The Senate’s new Republican Tax and Expense Reduction Bill aims to make many key aspects of the 2017 tax cuts permanent, though it will scale back some of what the House had passed.
A central version of President Trump’s “big, beautiful bill” was unveiled by the Senate Finance Committee on Monday.
This Senate bill will adhere to current federal tax brackets, aiming to promote standard deductions while maintaining the end of individual exemptions.
In a notable difference from the House version, the bill increases child tax credits (CTCs) to $2,200 per child, a drop from the $2,500 proposed in the House.
It introduces new tax deductions for tips, overtime pay, and car loan interest, but these won’t be fully deductible.
For tips, deductions will be available from 2028 up to $25,000. Overtime pay can be deducted up to $12,500, or $25,000 for co-applicants, also until 2028. Car loan interest could be deducted up to $10,000 during the same period.
An important change is the reestablishment of a $10,000 cap on the state and local tax (salt) deduction.

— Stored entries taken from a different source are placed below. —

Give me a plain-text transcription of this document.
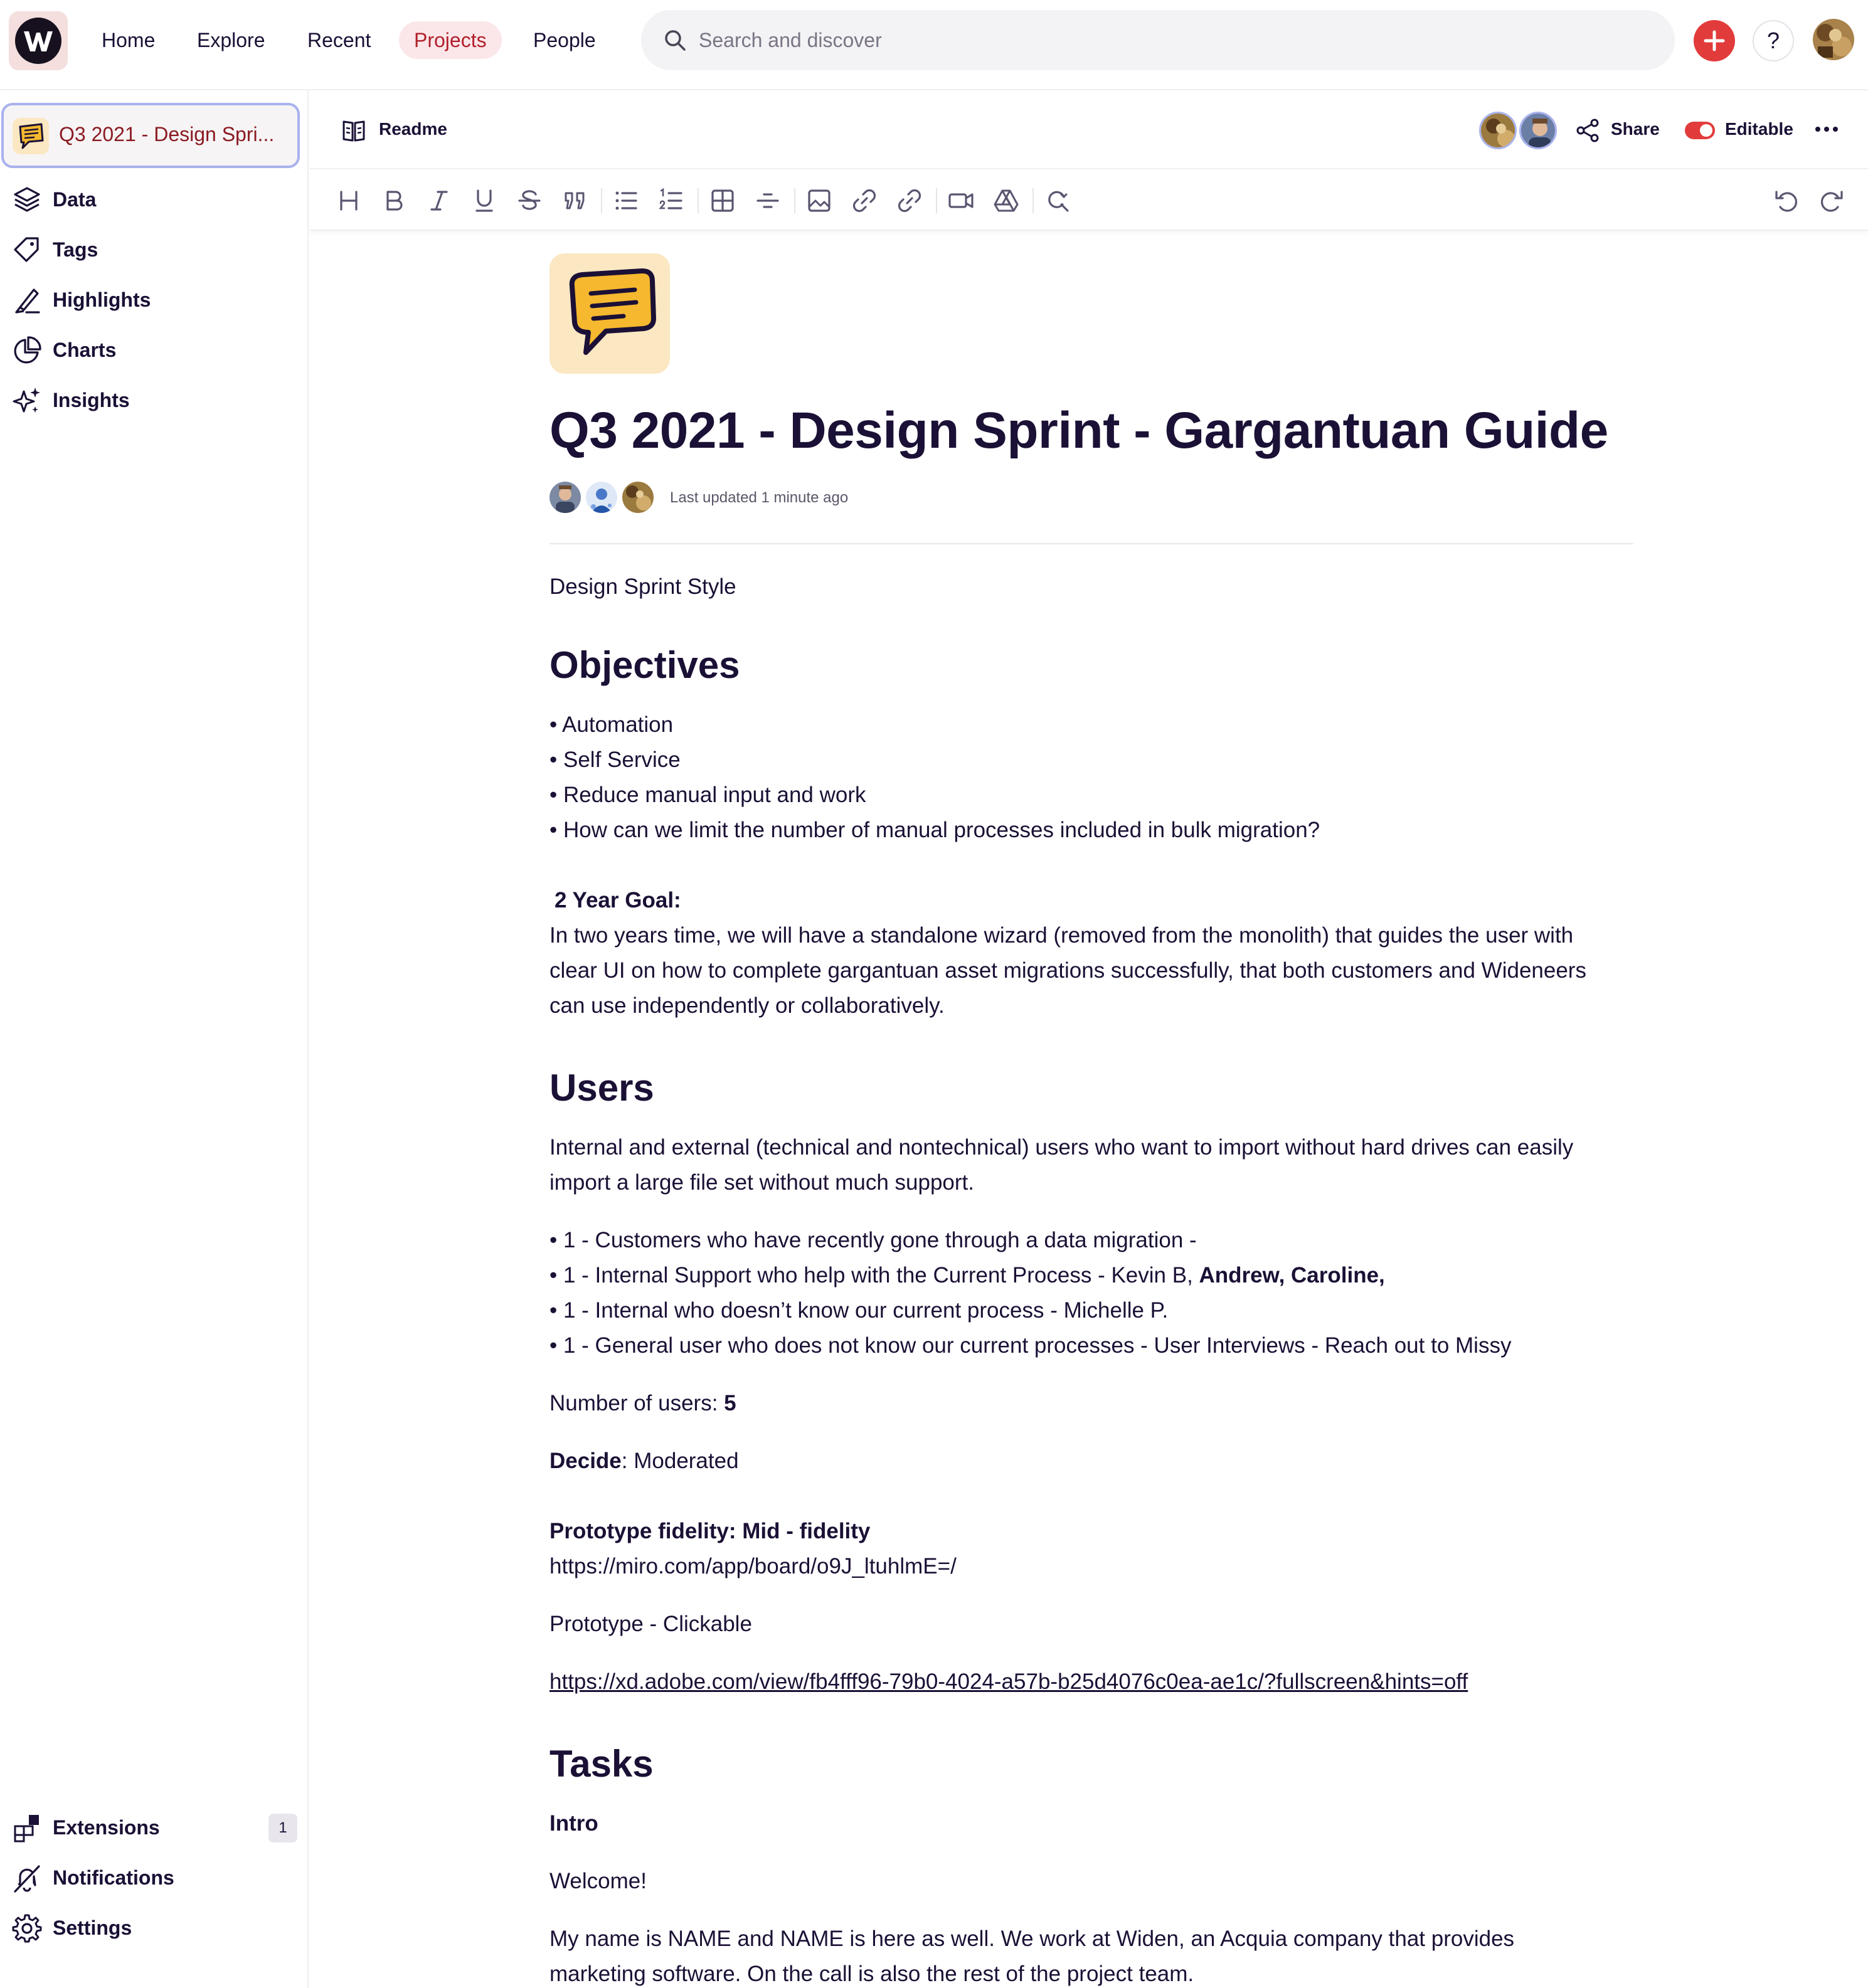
Home	Explore	Recent	Projects	People
Search and discover	?
Q3 2021 - Design Spri...
Data
Tags
Highlights
Charts
Insights
Extensions	1
Notifications
Settings
Readme	Share	Editable
Q3 2021 - Design Sprint - Gargantuan Guide
Last updated 1 minute ago

Design Sprint Style

Objectives

• Automation

• Self Service

• Reduce manual input and work

• How can we limit the number of manual processes included in bulk migration?

2 Year Goal:

In two years time, we will have a standalone wizard (removed from the monolith) that guides the user with

clear UI on how to complete gargantuan asset migrations successfully, that both customers and Wideneers

can use independently or collaboratively.

Users

Internal and external (technical and nontechnical) users who want to import without hard drives can easily

import a large file set without much support.

• 1 - Customers who have recently gone through a data migration -

• 1 - Internal Support who help with the Current Process - Kevin B, Andrew, Caroline,

• 1 - Internal who doesn’t know our current process - Michelle P.

• 1 - General user who does not know our current processes - User Interviews - Reach out to Missy

Number of users: 5

Decide: Moderated

Prototype fidelity: Mid - fidelity

https://miro.com/app/board/o9J_ltuhlmE=/

Prototype - Clickable

https://xd.adobe.com/view/fb4fff96-79b0-4024-a57b-b25d4076c0ea-ae1c/?fullscreen&hints=off

Tasks

Intro

Welcome!

My name is NAME and NAME is here as well. We work at Widen, an Acquia company that provides

marketing software. On the call is also the rest of the project team.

The House had proposed raising this cap to $40,000 after much discussion. This return might stir discontent among certain groups in the House who were expecting a more generous deal, as well as President Trump, who has also expressed a desire to “reclaim the salt.”
Senate Majority Leader John Tune (Rs.D.) commented that the salt cap is “negotiable,” but reverting to the old cap would undermine the agreement reached previously.
Additionally, the bill proposes a savings account for children, where parents and relatives can contribute $5,000 annually after taxes, adjusted for inflation. The government will also contribute $1,000 for every child born between 2024 and 2028.
Along with the modest increase in child tax credits, the bill sets limits on another tax credit designed for low-income workers.
Under the new credit certification program, taxpayers will need to submit information and documentation “as required by regulatory secretaries.”
Critics argue that this requirement could result in a significant rise in audits targeting low-income taxpayers.
Greg Leiserson, a senior fellow at the NYU Tax Law Center, noted that the EITC pre-certification could lead to an unprecedented number of audits, particularly affecting low- and moderate-income workers.
A study from Stanford University revealed that the IRS in 2023 would “disproportionately audit Black taxpayers” in part due to the management of earned income tax credits.
The new law will also increase the succession and gift tax exemption cap to $15 million in 2026, and to $30 million for married couples, adjusting for inflation.
The pass-through entity deduction, highly valued by many businesses, will remain at 20%, differing from the House version, which proposed an increase to 23%.
This pass-through deduction will expand to cover incomes up to $75,000 and $150,000 for joint filers. Changes will also be made to businesses labeled as “special services trade or business,” which impacts specific service industries.
Other business tax credits will be available as well, including those from three aspects of the 2017 changes that have expired, but were included in tax laws voted on last year.
Research and development expenses will soon be deductible and retroactive to 2024. Additionally, bonus depreciation, allowing businesses to deduct depreciation costs immediately, will be made permanent. The threshold for equipment purchases and use post-January 19, 2025, will be raised to 100%.
Business payment expenses will see an increase in deductions following EBITDA accounting standards, excluding depreciation and amortization costs. This particular tax credit is especially important for leveraged buyout companies that finance investments through borrowed funds.